To me, an organization’s guiding principles are about its DNA. Not about what it does, but about what guides what it does, and how it goes about doing it.
And I can think of no better way to go about this than to ‘humanize’ your organization. To create a character description of the person (organization) – head, heart, body, movement, presence, values, etc.
- What would it think, feel and do if it were a person?
- How would it behave in community?
- How would it see and hear all that it needs to?
- What would it value? How would it be rooted in the work it does?
I’ve used the fun image1 below to help facilitate the process – to actively and collaboratively work with groups within the organization to move towards guiding principles, and from that, create mission and vision statements when needed. It may seem counter-intuitive to approach the process in this order, but the work of ‘humanizing’ the organization leads to clarity around concrete guiding principles and then development of actual mission and vision statements is simpler.
Answering these questions is the foundation of the work:
- Head/Thinking – How do you reason, decide? What is your ideology – culture, creed, philosophy?
- Eyes/Seeing – How do you see the world? How do you see your place in the world, how do you see contributing in relation to what you’re seeing? What/Who do you see around you? What is your vision for the future?
- Ears/Hearing – How are you relating to feedback? Do you gather feedback and if so how?
- Throat/Voice – What’s important that you need to share and how do you share? What message do you need to convey?

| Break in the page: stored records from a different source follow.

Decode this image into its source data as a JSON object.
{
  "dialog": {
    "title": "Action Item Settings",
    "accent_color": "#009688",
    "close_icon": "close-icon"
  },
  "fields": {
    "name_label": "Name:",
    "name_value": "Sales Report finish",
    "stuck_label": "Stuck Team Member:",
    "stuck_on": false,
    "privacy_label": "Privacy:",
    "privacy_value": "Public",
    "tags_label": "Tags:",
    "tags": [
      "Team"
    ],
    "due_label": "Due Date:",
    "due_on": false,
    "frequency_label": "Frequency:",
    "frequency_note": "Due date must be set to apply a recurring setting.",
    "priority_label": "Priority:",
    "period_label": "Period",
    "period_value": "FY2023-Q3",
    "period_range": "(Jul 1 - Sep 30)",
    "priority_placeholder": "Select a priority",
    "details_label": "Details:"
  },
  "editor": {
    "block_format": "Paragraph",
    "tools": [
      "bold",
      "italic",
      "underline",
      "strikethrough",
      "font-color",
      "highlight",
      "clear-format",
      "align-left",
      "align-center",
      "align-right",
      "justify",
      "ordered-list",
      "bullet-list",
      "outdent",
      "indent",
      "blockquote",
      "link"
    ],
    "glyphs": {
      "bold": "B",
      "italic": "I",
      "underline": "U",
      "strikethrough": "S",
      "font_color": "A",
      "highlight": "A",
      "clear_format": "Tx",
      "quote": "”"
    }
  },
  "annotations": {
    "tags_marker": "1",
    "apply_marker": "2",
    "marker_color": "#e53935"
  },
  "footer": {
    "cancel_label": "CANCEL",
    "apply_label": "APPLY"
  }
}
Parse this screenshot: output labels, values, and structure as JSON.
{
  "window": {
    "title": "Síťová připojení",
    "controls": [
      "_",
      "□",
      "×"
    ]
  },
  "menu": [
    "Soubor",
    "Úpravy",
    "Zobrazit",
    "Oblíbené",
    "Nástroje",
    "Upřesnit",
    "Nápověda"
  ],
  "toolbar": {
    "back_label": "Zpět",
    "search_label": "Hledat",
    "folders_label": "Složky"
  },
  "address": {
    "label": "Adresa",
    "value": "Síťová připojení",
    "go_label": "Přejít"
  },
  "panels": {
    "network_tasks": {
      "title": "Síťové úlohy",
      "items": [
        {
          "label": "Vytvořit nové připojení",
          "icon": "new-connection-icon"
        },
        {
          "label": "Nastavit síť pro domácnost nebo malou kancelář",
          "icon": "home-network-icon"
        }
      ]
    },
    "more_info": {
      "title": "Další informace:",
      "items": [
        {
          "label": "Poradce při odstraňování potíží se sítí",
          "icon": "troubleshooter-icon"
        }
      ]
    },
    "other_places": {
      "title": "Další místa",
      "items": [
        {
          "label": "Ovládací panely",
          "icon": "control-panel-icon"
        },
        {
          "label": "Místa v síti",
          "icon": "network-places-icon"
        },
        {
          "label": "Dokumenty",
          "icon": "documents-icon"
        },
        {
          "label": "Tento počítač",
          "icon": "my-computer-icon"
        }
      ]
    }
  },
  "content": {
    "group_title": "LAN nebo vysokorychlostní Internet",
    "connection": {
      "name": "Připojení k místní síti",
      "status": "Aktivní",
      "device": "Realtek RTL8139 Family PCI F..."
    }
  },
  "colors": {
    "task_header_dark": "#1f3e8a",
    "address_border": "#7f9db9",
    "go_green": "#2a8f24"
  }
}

- Heart/Values – What do you feel about your organization or want people to feel about it? It’s soul, essence, driving feelings?
- Hands/Creation – How do you create things? i.e. Environmentally driven? Community driven? Needs driven?
- Movement – How do you move in and through the world? i.e. Expertise? Educator? Leader?
- Feet/Foundation -What are you standing on? What are your strengths – the foundation of who you are? i.e. Financially sustainable organization? The land that you are on? Your roots?
From the answers to these questions powerful words emerge that begin to shape the guiding principles that are at the heart or the DNA of your organization. These individual words come together to form phrases that grow into organizational identity encompassing the guiding principles, vision and mission that you wish to live by.
Alongside strategic planning, creating guiding principles, mission and vision statements is foundational to charting a course for success and building a sustainable mission-driven nonprofit that creates a better future for your community.